Meu celular me escuta e vê? Por Paulo Renato Coelho Netto
Perto do celular, se falo que estou pensando em viajar, ou praia, ou passagem aérea, ou férias, propagandas começam aparecer nos sites que acesso. Do nada?
A cada dia que passa aumenta o medo do meu próprio celular. Existem mais mistérios nele que entre as nuvens digitais e a Terra.
Não se trata de mania de perseguição que precisa de psiquiatra e/ou psicólogo para dar um jeito.

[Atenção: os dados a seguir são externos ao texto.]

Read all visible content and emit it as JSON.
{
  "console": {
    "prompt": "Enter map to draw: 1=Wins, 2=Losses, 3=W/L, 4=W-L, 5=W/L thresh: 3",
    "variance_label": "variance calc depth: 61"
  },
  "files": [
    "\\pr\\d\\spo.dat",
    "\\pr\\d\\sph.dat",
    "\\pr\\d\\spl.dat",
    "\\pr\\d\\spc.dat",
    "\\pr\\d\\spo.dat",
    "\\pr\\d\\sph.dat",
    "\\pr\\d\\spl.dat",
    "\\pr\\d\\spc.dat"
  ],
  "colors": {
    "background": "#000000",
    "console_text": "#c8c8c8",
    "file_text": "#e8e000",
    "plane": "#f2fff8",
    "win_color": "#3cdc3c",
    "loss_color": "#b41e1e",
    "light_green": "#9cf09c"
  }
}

Estou convicto que ele me escuta muito mais que falo, me vê mais que o vejo e me acompanha atento a tudo, mais que a minha própria sombra, que à noite tira folga de mim.
Perto do celular, se falo que estou pensando em viajar, ou praia, ou passagem aérea, ou férias, propagandas começam aparecer nos sites que acesso.
Do nada?
Mudo para carro, tênis, calça, bicicleta, Chicabon da Kibon e essas coisas surgem até nas redes sociais que, no meu caso, se resume apenas ao Instagram.

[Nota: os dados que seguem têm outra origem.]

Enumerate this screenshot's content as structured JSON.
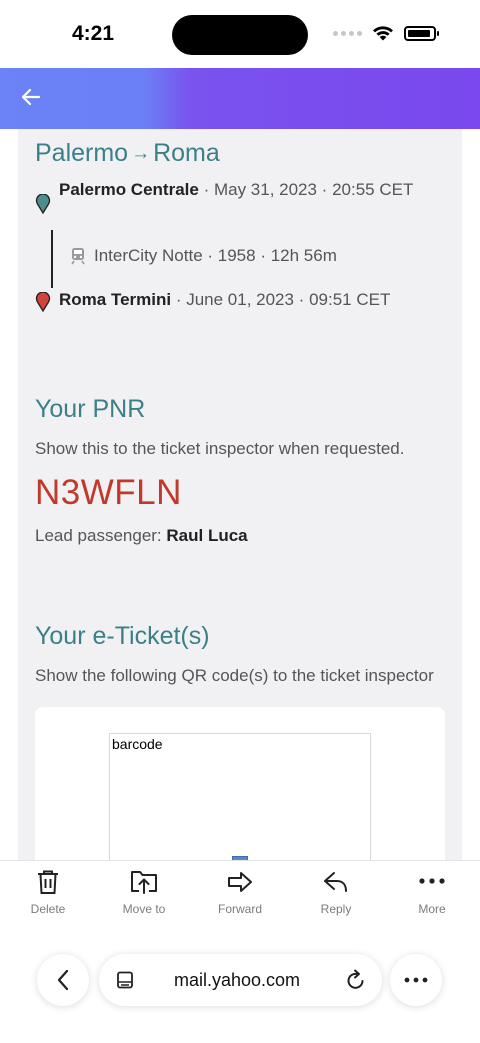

Tenho repetido uma determinada palavra ultimamente até que recebi, na caixa de spam do e-mail, uma proposta para fazer um curso a respeito.
Do nada?
Hoje abro o WhatsApp e aparece uma mensagem de dar dez tipos de medos diferentes ao mesmo tempo:
– Faça perguntas à Meta AI.
Gente do Vale do Silício, eu não estou preparado para essas coisas. Não quero perguntar nada para robô nenhum.
Agora encuquei com a câmera frontal do celular, essa para tirar fotografia da gente mesmo quando não tem alguém para fazer isso por nós, seres narcisistas da era digital.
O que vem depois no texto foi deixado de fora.